今シーズンの目標はゴール量産。長野が目指す、新たな攻撃サッカー

攻撃的なサッカーで上位を狙う長野(C)Kei Matsubara

 今月の2月14日(水)から18日(日)までの5日間、千葉県内で「なでしこ交流戦」が行われた。

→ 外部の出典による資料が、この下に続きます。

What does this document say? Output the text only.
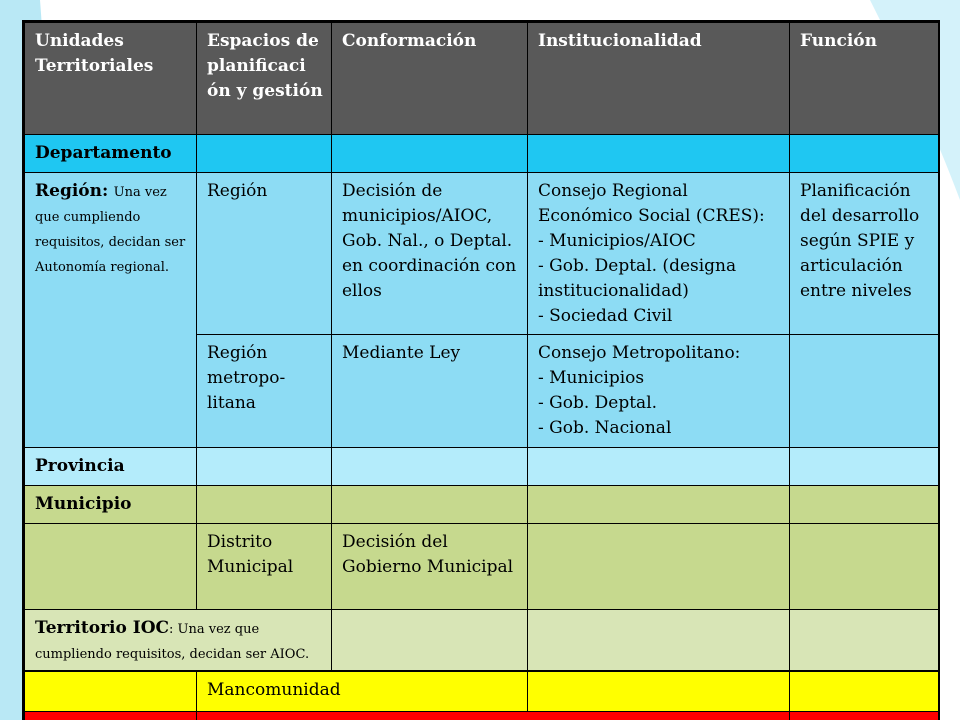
Unidades Territoriales	Espacios de planificaci ón y gestión	Conformación	Institucionalidad	Función
Departamento				
Región: Una vez que cumpliendo requisitos, decidan ser Autonomía regional.	Región	Decisión de municipios/AIOC, Gob. Nal., o Deptal. en coordinación con ellos	Consejo Regional Económico Social (CRES):
- Municipios/AIOC
- Gob. Deptal. (designa institucionalidad)
- Sociedad Civil	Planificación del desarrollo según SPIE y articulación entre niveles
	Región metropo-litana	Mediante Ley	Consejo Metropolitano:
- Municipios
- Gob. Deptal.
- Gob. Nacional	

Provincia				
Municipio				
	Distrito Municipal	Decisión del Gobierno Municipal		
Territorio IOC: Una vez que cumpliendo requisitos, decidan ser AIOC.				
	Mancomunidad			
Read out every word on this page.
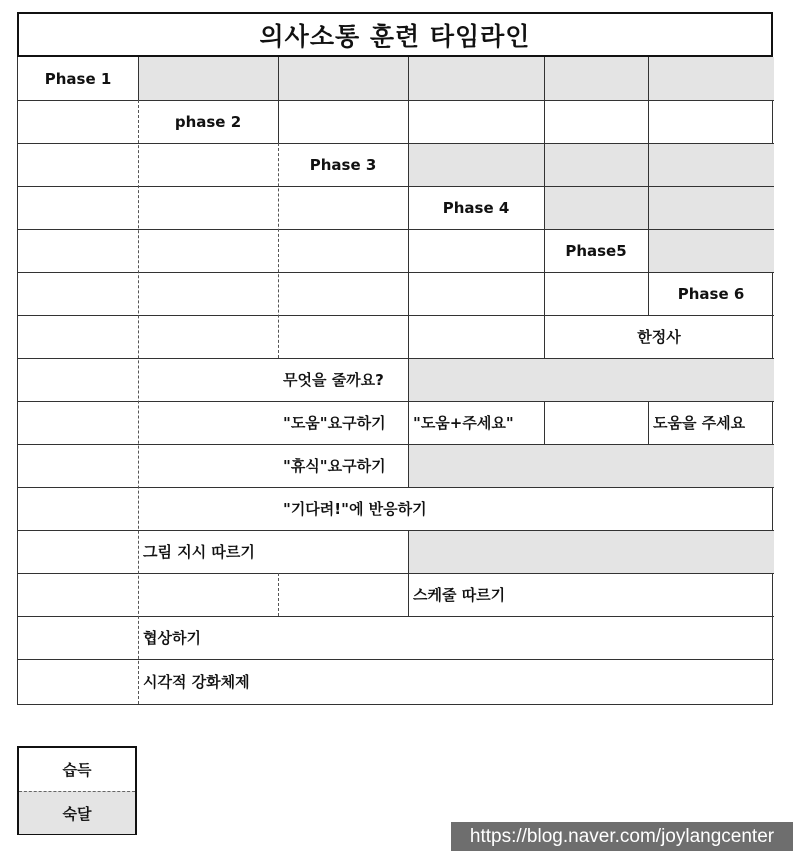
의사소통 훈련 타임라인
Phase 1
phase 2
Phase 3
Phase 4
Phase5
Phase 6
한정사
무엇을 줄까요?
"도움"요구하기	"도움+주세요"	도움을 주세요
"휴식"요구하기
"기다려!"에 반응하기
그림 지시 따르기
스케줄 따르기
협상하기
시각적 강화체제
습득
숙달
https://blog.naver.com/joylangcenter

 参加したのは、なでしこリーグ1部の日テレ・ベレーザ(以下:ベレーザ)、浦和レッドダイヤモンズレディース(浦和)、マイナビベガルタ仙台レディース(仙台)、AC長野パルセイロ・レディース(長野)、ジェフユナイテッド市原・千葉レディース(千葉)、ノジマステラ神奈川相模原(ノジマ)と、2部のちふれASエルフェン埼玉(埼玉)、オルカ鴨川FC(オルカ)、そして、韓国WKリーグ所属の国民体育振興公団(KSPO)の9チーム。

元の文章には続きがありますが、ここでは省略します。